Mentioned in the 12th century Orkneyinga Saga, a Norse fortification, Castle Mestag, sat on top of an isolated rock stack almost 15ft from the main island cliffs; elsewhere are remains of an ancient earth and stone fort.

But while hardy families remained for generations, often taking advantage of the goods which spilled ashore from the all too frequent shipwrecks, the harsh conditions and lack of facilities such as a harbour - only built in 1956 after six years of wrangling – took its toll.

The winter of 1937 brought their isolation into sharp focus. Violent gales and storms lashed the island, destroying seafront houses and washing boats 100 yards inland.

To add to the islanders’ stresses, influenza ripped through the population, with just one exhausted nurse on the island and supplies of food dwindling.

With no telegraph of telephone communications, a Morse message was sent to a passing trawler appealing for help.

Arrangements were made for a doctor – one Dr. Findlay, as it happened – to make the treacherous journey on board the Thurso lifeboat to treat the worst affected of the 200 inhabitants.

Being cut off was not unusual. In 1949 one newspaper reported a “Fag Famine”, when the weather prevented deliveries to the island shop leaving empty shelves and no cigarettes.

A combination of factors meant life of Stroma eventually became too uncomfortable.

“A lot of people said the construction of the harbour was too little, too late,” says Catherine, one of the last children to attend Stroma’s tiny school.

Dounreay’s construction tempted some with jobs on the mainland.

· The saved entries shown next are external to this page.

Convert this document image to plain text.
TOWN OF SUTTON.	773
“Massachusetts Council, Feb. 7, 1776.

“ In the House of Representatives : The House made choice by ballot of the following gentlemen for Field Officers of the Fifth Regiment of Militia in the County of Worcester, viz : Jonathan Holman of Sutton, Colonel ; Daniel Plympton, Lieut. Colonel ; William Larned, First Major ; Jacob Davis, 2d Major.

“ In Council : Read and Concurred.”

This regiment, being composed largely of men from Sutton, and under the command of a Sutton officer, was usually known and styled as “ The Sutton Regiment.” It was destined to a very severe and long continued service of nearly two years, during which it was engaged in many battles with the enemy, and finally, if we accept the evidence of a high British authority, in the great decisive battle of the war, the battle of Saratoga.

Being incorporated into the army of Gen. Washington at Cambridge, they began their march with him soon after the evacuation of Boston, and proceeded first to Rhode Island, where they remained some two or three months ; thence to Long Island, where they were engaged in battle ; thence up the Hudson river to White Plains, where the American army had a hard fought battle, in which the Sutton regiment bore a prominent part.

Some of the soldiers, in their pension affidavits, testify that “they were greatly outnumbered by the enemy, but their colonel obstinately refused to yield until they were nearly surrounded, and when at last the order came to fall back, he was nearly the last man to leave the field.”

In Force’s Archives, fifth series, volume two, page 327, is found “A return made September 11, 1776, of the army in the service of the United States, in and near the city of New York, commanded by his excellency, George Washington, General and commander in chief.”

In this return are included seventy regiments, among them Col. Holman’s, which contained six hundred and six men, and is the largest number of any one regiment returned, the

Another issue was the need for children to leave the island for secondary education.

“Children would leave Stroma to go to school, then university or they’d join the Navy and didn’t come back,” adds Catherine.

“Unlike in St Kilda where people left at the same time, people left Stroma in dribs and drabs. The ones who stayed started to think that everyone was going and no-one was coming back.”

Catherine, her parents, Joe and Syble McCaughey, older brothers George, James and little sister Marjory, packed up their belongings in 1956 for the crossing that would take them to a new life on the mainland.

She can’t remember much about leaving, but a faded photograph shows the McCaughey family tucked into a Stroma yole, her father’s arm raised in a final goodbye.

The last family, the Robertsons left in December 1962.

For Catherine and others, there’s an air of what might have been.

“Some people thought that if Stroma was part of Orkney rather than Caithness, the island would have been far better off. Fair Isle is roughly the same size as Stroma, it has a bird observatory and an airport.

“Stroma really had nothing. It’s quite sad.”